I was put in mind of all this by the Scripture readings today—readings which remind me also of the Prayer Book’s Collect for the first Sunday in October, in which we pray, “Almighty and everlasting God, you are always more ready to hear than we to pray, and to give more than we either desire or deserve.”

Look at the Old Testament Lesson. The people of Israel have escaped from Egypt, principally through God’s mighty intervention on their behalf at the Red Sea; and now, free at last, they are trekking across the Sinai wilderness toward their ancestral homeland. And what are they wishing for? Water. Well, sure, they need water. But considering what they’ve just been through, you’d think they’d have a little more faith and trust than that. The Reign of God and of God’s Righteousness were still singing in the air, and here the Israelites are, already, whining, “What shall we eat? What shall we drink?” No wonder God was ticked! (The Psalm today is an expression of how ticked God was. Made ‘em keep wandering in the wilderness until all the whiners had died off.) And maybe this event was in Jesus’ mind when he said, don’t be so anxious about stuff like that.

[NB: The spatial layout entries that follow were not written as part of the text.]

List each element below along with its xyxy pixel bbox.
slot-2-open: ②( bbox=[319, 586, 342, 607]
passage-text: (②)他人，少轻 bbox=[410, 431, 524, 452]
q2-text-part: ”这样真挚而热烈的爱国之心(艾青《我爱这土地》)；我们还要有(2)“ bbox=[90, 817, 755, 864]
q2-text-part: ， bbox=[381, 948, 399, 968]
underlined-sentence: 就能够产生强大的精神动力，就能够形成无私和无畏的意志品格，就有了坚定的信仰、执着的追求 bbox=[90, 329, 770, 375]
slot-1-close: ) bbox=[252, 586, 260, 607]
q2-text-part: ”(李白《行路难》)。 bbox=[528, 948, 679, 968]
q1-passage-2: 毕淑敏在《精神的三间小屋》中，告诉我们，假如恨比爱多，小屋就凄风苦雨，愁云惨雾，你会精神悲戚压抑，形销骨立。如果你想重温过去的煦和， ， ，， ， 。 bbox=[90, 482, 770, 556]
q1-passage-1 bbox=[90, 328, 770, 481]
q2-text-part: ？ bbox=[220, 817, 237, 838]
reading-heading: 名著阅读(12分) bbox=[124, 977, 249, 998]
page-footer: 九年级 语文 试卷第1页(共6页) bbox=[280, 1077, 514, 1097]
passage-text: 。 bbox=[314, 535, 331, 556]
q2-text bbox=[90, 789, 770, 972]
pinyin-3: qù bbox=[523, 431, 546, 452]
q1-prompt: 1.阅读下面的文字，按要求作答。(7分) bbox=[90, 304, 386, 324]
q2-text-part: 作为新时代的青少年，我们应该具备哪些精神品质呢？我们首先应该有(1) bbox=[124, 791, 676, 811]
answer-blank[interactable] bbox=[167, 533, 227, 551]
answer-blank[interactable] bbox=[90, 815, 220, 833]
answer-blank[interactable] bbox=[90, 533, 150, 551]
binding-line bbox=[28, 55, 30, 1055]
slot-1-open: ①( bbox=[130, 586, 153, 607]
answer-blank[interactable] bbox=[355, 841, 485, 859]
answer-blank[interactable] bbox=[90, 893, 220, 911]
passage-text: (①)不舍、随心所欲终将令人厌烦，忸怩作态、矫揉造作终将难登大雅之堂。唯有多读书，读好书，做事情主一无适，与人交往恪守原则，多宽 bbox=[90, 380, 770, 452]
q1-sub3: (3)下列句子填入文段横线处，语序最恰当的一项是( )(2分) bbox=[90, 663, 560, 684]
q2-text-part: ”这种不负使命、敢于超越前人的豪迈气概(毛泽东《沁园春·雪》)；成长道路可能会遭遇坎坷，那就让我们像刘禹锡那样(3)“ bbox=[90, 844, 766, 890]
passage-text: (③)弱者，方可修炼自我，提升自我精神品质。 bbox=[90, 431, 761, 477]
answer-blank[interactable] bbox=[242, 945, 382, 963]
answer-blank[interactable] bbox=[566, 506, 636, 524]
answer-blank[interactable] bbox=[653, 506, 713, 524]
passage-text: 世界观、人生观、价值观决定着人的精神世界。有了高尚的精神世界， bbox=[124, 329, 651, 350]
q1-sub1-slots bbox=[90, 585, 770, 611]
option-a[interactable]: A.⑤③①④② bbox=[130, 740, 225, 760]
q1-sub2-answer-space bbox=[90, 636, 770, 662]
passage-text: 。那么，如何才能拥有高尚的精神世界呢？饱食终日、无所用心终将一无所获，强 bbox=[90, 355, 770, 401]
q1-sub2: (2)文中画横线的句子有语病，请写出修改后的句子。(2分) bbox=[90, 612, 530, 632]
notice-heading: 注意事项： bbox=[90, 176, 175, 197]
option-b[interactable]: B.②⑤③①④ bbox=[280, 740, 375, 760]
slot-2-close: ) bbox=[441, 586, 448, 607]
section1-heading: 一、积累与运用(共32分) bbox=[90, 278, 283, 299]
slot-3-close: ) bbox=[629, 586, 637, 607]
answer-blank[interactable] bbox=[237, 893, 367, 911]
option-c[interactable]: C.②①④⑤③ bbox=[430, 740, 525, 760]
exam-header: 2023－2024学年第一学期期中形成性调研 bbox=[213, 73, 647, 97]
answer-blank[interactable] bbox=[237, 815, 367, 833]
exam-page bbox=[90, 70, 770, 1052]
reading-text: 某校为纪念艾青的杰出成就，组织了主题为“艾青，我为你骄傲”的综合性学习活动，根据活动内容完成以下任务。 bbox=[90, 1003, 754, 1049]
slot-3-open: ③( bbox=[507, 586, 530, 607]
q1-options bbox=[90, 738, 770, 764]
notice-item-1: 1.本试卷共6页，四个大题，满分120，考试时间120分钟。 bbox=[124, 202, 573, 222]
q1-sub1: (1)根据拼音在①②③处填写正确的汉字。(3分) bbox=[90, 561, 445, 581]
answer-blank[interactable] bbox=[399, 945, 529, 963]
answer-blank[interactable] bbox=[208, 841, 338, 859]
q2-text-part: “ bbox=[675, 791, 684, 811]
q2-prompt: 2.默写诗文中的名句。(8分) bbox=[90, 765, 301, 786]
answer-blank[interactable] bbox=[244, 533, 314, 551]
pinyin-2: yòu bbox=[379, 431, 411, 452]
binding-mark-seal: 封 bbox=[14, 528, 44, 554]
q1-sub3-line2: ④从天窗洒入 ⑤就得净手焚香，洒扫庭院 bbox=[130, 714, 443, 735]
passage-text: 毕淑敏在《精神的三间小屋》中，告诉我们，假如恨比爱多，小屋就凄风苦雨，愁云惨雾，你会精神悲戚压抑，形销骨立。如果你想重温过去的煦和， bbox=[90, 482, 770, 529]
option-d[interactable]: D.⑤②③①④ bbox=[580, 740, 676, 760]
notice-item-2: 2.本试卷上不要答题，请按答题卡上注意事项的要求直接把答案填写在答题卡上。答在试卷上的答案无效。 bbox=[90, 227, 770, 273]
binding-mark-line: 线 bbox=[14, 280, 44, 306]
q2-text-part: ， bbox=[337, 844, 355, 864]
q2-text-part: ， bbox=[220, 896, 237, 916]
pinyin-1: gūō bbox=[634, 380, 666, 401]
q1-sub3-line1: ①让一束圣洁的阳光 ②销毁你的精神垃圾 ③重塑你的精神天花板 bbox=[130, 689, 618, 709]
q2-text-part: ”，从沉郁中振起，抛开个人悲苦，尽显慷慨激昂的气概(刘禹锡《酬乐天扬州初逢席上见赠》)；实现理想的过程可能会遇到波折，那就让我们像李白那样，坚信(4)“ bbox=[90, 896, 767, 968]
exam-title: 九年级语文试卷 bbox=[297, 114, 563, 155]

The Gospel today shows us the Samaritan woman at the well. A well-known story from St. John, who likes to tell long stories about Jesus—we’ll get a couple more of his in the next two weeks. John tells longer stories than Matthew and Mark and Luke do! Anyway, here’s Jesus promising the poor woman the water of eternal life, and all she can think of is not having to make so many trips to this darn well. If she could have had her wish, she would have settled for indoor plumbing. Jesus was offering a whole lot more than indoor plumbing!

What do we really want from God? (Be honest, but be mature—no silly stuff.) What do we really want from God? Me, I’ve got a pretty good sense of what I deserve (maybe not a good enough sense of what I deserve, but at least an inkling), and my desperate hope is that God will give me a break!

But what does St. Paul say today? “God shows his love for us in that while we were yet sinners Christ died for us.” While we were yet sinners—petty, nasty, obnoxious, and altogether undeserving—Christ died for us. Our vision—even for ourselves—is so narrow! And God’s love for us is so broad—so far beyond anything we might ever wish for ourselves, so far exceeding anything we can even desire for ourselves, much less deserve! Like the Israelites, we sit in the desert and whine about being thirsty, and nag at God to save our lives; God says, “Save your lives? I’m going to transform your lives!” Like the Samaritan woman, we’d like indoor plumbing; God offers us a spring of water gushing up to eternal life! We want God to give us a break. God wants to give us an Easter!